Director do jornal O PAÍS, bom dia e espero que esteja bem nesta Quinta-feira. Hoje escrevo sobre um assunto que muito polémico na província de Luanda: o lixo. Sempre que se muda de governador na capital que pertence a todos os angolanos, o lixo volta à berlinda de todos.
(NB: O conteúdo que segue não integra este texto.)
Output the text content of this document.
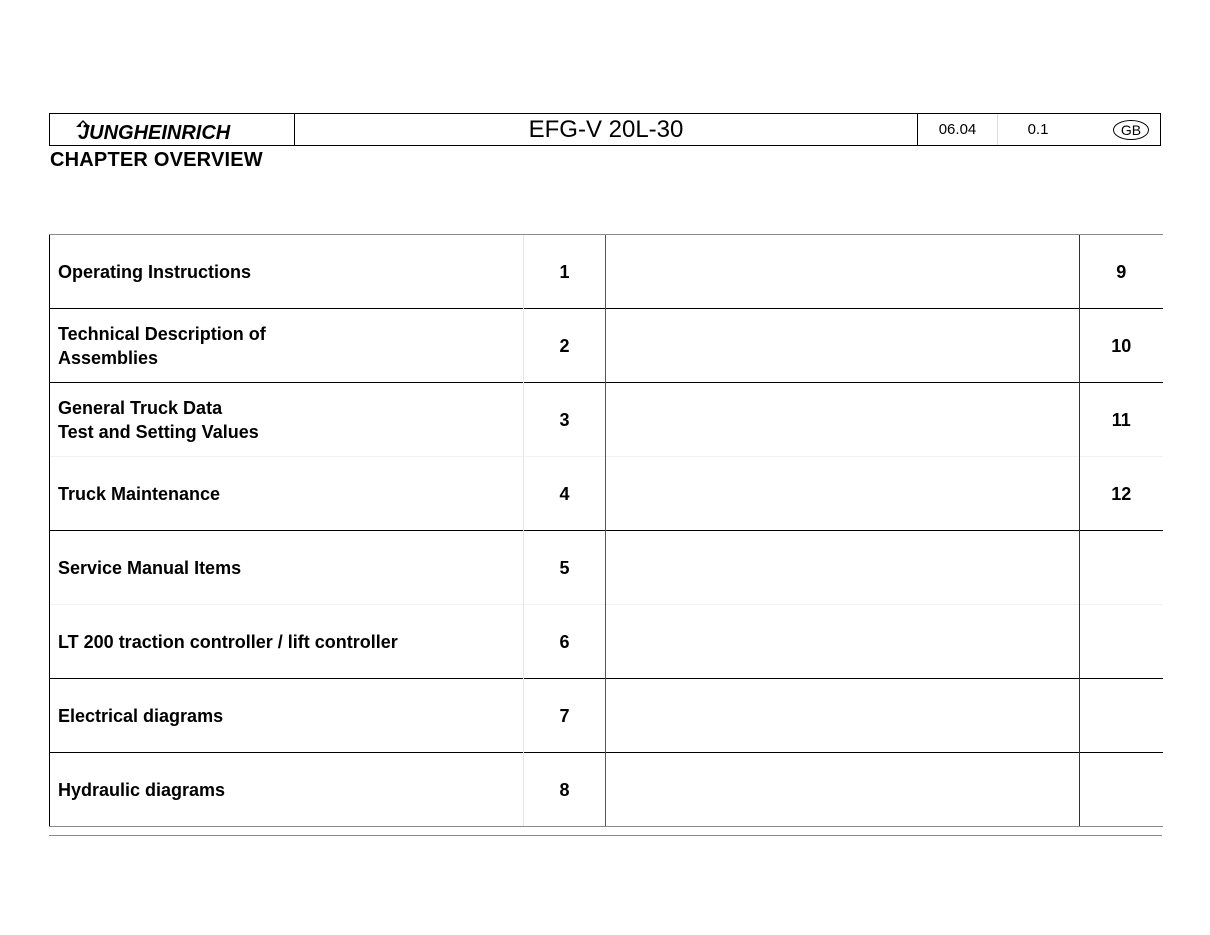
JUNGHEINRICH	EFG-V 20L-30	06.04	0.1	GB
CHAPTER OVERVIEW
Operating Instructions	1		9
Technical Description of
Assemblies	2		10
General Truck Data
Test and Setting Values	3		11
Truck Maintenance	4		12
Service Manual Items	5		
LT 200 traction controller / lift controller	6		
Electrical diagrams	7		
Hydraulic diagrams	8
POR: Bito Manuel, Viana, Luanda

Agora, com a saída de Adriano Mendes de Carvalho, e a entrada de Sérgio Luther Rescova, o assunto é o mesmo. No ano passado, o Governo Provincial de Luanda tinha uma dívida que já rondava os 60 milhões de kwanzas, logo as empresas já apresentavam algumas reticências na recolha e limpeza da cidade de Luanda e arredores. Como é em qualquer parte do mundo, o lixo é um negócio, mas é preciso educar os cidadãos a separarem o mesmo. O que se vê em Luanda e um pouco por todo o país é a forma como os cidadãos deitam o lixo. Tudo misturado e os níveis de poluição são maiores. Esta responsabilidade não é só do Governo Provincial de Luanda. É extensiva. Os outros sectores devem colaborar. Quando há festas ou convívios nos bairros, as senhoras recolhem as garrafas de plástico e outras. Depois disso, recolhem e dão um destino misterioso, mas é ponto assente que entra sempre algum. Esse serviço, no meu ponto de vista, devia ser dos serviços municipais, porque ajudaria a contribuir para as receitas. É algo para o Governo de Luanda pensar. Pode-se fazer dinheiro com o lixo. Tenho dito.